More Lies, exposed after the fact

Bush Administration, right-wing pattern. Make up a lie, drumbeat it repeatedly into our heads, so that it becomes a mantra, take action based upon the lie, make sure that by the time the lie is exposed it hardly gets any coverage.

In short:

Blather
Rinse
Repeat

Here's another one:

Wolfowitz story falsified

UNRAVELLING: A woman lied about being tortured during Saddam Hussein's reign and a US newspaper is having to backtrack on a story it wrote about her

Testifying before the US Senate Foreign Relations Committee in July 2003 about the rebuilding of Iraq, Deputy Defense Secretary Paul Wolfowitz told the story of Jumana Michael Hanna, an Iraqi woman who had recently come to the Coalition Provisional Authority in Baghdad with a tale of her horrific torture at the hands of Saddam Hussein's regime.
Hanna's tale -- more than two years of imprisonment that included being subjected to electric shocks, repeatedly raped and sexually assaulted -- was unusual in that she was willing to name the Iraqi police officials who participated in her torture, "information that is helping us to root out Baathist policemen who routinely tortured and killed prisoners," Wolfowitz said.
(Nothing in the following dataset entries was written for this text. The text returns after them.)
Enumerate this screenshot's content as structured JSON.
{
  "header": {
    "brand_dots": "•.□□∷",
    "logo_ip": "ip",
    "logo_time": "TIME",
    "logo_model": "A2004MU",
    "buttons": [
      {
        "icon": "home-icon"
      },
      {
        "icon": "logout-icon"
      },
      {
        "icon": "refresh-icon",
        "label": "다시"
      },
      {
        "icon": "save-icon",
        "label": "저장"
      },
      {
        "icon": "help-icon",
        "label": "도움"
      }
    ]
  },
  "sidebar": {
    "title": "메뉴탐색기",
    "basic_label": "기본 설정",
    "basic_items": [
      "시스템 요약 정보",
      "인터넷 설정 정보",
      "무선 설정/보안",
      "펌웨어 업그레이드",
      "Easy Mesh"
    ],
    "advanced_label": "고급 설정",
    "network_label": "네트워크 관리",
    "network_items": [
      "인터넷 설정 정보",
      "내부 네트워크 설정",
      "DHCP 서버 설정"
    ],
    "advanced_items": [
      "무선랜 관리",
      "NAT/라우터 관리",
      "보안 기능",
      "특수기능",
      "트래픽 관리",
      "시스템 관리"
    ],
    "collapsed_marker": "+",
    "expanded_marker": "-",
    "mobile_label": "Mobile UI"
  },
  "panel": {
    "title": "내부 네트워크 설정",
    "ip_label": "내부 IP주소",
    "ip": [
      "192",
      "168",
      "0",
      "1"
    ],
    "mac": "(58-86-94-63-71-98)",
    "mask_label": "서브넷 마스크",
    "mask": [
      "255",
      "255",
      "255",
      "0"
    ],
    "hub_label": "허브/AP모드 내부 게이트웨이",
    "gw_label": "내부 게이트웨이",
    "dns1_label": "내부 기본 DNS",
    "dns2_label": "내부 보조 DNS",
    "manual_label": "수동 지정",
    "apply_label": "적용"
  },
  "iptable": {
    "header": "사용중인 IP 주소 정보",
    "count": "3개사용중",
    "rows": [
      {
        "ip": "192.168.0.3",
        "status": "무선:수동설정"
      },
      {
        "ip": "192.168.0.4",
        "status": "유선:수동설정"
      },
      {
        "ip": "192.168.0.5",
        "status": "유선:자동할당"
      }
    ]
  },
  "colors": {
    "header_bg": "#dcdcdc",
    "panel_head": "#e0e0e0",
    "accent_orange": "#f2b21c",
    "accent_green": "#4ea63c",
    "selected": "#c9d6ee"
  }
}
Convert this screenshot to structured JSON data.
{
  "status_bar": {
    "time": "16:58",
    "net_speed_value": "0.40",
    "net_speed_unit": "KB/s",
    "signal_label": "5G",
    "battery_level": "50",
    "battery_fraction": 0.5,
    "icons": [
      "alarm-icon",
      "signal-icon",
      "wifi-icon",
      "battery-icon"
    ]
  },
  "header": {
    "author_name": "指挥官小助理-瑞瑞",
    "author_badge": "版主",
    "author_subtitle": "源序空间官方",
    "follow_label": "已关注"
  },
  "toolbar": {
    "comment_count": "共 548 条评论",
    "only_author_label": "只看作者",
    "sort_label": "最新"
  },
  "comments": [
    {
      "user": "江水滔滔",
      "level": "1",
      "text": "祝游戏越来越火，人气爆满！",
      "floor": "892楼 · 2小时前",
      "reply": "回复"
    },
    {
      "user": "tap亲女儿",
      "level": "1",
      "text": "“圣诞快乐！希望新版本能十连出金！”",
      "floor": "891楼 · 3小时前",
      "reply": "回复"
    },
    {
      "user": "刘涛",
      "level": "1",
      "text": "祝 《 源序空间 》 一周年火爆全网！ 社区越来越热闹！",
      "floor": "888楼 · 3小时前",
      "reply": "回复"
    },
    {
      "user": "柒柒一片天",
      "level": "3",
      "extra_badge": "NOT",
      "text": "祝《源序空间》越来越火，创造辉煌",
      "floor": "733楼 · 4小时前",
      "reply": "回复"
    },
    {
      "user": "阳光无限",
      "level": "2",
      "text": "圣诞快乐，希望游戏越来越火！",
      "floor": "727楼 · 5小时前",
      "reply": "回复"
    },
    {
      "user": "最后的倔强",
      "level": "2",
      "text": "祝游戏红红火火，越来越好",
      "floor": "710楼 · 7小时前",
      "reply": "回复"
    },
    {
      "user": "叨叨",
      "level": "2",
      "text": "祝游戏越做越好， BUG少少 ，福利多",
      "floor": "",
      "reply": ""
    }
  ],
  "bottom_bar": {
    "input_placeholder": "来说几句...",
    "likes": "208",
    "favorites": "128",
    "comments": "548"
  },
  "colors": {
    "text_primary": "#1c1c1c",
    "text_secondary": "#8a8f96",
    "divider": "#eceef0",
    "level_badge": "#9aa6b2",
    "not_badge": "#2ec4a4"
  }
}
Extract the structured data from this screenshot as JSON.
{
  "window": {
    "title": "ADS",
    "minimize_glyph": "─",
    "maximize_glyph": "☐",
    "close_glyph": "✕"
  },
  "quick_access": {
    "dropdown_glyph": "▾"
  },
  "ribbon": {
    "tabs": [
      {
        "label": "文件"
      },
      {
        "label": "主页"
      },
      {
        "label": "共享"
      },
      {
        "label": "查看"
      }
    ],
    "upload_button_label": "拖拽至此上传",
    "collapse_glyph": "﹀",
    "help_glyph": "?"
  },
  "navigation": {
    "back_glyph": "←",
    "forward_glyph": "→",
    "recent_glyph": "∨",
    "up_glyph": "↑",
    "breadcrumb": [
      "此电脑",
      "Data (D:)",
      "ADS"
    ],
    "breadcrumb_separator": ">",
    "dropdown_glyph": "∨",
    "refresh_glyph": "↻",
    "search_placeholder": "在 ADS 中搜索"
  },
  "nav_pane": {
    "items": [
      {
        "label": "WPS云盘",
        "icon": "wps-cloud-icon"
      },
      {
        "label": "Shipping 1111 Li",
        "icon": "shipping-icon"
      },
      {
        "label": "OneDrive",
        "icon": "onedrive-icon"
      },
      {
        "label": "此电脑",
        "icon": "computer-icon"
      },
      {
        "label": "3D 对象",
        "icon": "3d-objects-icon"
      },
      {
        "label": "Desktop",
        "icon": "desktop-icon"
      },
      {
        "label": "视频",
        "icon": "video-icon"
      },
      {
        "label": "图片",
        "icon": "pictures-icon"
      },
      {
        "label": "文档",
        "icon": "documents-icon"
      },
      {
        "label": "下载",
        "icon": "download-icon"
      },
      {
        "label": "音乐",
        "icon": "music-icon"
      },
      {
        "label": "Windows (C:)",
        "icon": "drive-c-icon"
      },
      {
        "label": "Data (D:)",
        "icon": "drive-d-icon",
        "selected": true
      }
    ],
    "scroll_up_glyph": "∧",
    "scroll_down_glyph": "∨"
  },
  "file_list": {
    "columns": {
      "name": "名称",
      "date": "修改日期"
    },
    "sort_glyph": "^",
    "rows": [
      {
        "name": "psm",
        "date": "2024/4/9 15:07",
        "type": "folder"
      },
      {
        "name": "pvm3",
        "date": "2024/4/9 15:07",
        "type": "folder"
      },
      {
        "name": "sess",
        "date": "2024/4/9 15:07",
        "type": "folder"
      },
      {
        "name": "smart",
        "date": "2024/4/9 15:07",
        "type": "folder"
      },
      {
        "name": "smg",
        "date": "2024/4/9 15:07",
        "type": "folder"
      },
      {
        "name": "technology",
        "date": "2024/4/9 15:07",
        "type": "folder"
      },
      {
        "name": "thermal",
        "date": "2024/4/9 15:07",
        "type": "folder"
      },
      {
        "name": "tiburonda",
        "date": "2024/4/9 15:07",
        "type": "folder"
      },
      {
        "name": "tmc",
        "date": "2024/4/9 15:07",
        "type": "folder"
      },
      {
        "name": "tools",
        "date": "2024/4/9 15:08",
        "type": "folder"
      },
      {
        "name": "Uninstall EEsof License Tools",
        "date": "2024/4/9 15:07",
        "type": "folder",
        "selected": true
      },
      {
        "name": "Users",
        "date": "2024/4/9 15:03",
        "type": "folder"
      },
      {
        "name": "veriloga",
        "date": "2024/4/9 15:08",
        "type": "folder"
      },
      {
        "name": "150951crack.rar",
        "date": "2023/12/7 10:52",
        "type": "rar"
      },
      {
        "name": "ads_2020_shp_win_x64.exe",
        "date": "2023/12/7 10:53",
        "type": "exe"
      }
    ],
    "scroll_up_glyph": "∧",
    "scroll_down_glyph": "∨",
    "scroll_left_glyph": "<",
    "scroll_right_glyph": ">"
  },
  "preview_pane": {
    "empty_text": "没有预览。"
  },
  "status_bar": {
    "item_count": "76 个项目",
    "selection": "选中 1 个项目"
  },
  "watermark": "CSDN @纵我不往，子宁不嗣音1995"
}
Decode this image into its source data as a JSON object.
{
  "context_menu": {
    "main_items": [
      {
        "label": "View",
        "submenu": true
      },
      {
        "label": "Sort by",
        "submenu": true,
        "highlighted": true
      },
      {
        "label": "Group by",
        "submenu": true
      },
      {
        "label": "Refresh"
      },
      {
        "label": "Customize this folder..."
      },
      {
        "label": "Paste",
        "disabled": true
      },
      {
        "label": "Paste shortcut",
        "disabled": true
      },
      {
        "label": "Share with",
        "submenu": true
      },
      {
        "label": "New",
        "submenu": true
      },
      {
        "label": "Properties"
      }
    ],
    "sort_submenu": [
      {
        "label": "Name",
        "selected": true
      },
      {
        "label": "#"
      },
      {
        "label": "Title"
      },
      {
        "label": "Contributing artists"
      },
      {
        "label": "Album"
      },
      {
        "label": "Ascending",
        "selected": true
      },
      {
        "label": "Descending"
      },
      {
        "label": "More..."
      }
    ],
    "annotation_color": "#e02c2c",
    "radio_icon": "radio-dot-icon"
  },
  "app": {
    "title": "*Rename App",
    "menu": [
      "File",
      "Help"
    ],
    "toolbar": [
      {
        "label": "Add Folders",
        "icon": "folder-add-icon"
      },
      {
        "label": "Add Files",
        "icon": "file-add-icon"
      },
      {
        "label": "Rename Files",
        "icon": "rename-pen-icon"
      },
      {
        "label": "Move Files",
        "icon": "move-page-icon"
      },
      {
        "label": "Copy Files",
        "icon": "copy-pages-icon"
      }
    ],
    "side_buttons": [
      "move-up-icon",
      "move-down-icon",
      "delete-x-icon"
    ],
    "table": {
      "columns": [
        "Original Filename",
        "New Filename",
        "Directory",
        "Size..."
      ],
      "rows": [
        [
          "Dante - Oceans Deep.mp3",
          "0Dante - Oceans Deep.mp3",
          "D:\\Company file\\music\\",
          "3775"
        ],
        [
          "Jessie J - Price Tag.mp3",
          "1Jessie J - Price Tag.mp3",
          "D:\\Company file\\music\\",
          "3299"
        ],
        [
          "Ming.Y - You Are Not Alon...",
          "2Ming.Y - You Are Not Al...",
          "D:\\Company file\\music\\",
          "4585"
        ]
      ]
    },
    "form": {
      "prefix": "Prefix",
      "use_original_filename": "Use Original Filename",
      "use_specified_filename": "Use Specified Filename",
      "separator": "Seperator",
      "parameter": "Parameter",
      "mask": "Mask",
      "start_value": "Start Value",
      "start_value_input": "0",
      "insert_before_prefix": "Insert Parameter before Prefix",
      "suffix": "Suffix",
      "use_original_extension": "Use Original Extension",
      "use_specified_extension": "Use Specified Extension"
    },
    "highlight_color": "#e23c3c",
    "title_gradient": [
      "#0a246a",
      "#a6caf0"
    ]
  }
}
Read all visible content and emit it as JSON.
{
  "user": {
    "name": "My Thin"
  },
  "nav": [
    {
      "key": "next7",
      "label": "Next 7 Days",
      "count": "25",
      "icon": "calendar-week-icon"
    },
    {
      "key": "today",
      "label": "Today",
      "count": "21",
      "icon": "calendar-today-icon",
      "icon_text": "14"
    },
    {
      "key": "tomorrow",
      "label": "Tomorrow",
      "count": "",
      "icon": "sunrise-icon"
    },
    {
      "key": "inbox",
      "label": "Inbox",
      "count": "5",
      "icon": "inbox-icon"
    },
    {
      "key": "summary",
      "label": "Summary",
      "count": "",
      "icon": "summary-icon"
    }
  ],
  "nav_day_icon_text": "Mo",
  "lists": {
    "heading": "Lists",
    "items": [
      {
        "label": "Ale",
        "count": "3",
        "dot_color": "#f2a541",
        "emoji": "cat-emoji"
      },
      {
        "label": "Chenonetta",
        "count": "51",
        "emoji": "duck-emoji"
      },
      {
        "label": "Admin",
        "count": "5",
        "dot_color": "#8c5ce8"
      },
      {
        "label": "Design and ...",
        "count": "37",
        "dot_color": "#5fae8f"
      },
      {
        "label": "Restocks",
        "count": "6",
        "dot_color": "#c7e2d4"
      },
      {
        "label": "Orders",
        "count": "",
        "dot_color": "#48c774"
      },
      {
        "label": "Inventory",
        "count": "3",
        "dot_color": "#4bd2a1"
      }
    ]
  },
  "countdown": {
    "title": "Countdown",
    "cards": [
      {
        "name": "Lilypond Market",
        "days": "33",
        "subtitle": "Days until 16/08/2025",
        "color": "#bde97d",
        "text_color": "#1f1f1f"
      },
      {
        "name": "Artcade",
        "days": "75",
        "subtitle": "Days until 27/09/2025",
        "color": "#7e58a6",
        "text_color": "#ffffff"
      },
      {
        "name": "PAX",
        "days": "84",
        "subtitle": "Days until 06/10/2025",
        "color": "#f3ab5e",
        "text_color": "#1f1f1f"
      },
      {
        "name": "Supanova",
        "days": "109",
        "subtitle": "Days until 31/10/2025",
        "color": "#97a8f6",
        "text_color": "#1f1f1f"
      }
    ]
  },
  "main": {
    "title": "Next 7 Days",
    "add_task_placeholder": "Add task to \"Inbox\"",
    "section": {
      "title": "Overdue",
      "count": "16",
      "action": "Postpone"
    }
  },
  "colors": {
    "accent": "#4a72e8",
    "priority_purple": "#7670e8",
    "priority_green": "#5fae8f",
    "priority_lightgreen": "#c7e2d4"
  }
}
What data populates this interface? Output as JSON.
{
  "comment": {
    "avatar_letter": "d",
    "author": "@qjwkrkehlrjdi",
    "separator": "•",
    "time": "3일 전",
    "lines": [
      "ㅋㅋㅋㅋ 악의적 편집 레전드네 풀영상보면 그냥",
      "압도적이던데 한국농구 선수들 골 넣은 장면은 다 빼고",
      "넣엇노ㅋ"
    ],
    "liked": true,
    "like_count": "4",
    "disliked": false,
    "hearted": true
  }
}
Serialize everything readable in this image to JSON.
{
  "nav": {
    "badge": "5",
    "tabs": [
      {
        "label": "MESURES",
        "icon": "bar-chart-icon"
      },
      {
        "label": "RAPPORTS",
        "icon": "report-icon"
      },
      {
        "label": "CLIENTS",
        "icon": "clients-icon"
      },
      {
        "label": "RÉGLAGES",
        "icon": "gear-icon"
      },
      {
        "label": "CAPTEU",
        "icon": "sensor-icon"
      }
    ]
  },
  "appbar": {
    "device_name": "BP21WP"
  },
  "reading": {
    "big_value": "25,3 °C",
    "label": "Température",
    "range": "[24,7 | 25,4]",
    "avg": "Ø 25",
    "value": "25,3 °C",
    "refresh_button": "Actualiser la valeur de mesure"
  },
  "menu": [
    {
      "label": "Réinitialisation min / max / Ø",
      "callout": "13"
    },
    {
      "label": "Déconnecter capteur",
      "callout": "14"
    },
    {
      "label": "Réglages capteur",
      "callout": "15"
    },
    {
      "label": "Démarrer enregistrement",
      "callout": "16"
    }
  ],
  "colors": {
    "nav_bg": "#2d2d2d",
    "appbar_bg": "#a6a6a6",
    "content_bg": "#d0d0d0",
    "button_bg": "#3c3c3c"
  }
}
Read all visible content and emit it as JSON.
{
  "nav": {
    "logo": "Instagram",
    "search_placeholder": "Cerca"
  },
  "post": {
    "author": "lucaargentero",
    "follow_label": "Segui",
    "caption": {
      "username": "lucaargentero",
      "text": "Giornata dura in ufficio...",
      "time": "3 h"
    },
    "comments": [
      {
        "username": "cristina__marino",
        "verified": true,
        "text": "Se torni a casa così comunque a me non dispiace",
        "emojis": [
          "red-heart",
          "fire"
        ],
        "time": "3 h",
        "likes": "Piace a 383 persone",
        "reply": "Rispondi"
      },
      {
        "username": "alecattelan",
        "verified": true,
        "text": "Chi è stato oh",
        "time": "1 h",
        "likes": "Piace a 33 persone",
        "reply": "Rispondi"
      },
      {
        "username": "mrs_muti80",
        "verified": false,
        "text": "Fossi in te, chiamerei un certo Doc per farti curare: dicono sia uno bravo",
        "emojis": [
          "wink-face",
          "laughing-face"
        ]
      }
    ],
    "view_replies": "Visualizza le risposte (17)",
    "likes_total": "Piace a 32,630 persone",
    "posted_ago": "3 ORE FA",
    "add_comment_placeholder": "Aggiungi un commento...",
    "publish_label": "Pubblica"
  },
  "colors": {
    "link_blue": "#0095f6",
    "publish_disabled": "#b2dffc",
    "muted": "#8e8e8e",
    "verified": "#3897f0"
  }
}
But Hanna's story, which 10 days before Wolfowitz's testimony had been the subject of a front-page article in the Washington Post, appears to have unraveled. Esquire magazine, in this month's issue, published a lengthy article, by a writer who was hired to help Hanna produce a memoir, saying that her account had all but fallen apart.

And on Thursday, the Post itself published a follow-up article saying that Hanna, who was granted refugee status by US officials on the basis of her claims of imprisonment, torture and sexual abuse, "appears to have made false claims about her past, according to a fresh examination of her statements."

The articles in Esquire and the Post concluded that none of Hanna's allegations about torture could be verified. Sara Solovitch, the author of the Esquire article, wrote that the law under which Hanna was supposedly imprisoned in Iraq never existed.

And the Post article, by Peter Finn, the correspondent who wrote the original article in 2003, quoted several of Hanna's in-laws as saying that Hanna's husband, who she previously said had been executed in the same prison where she was tortured, was still alive.


Yesterday, the Washington Post did its own mea culpa on the story on Inauguration day and essentially buried it:

Ultimately, The Post did the right thing in re-reporting this story and laying out all the flaws. Headlined "Threads Unravel in Iraqi's Tale," it appeared Thursday on Page A18, and there was a small reference to it on the front page. That it was well inside the paper on Inauguration Day annoyed those who were initially critical. They have a point. This was a big and powerful front-page story, with pictures, 18 months ago, and correcting the record deserved more prominence.


Let me know when you guys ACTUALLY do the right thing and print retractions to your constant drumbeat of Administration and War Whoring of the Spring of 2003!

Good thing no one will be held accountable, what with the freedom marching and the torture chambers and rape rooms under new management. Nothing at all will happen to Wolfowitz, who apparently can fuck up in any number of ways without it EVER being a problem.

Wolfowitz, Feith, et al. New motto: Not as evil as Heydrich, Not as competent as Heydrich, but just as banal.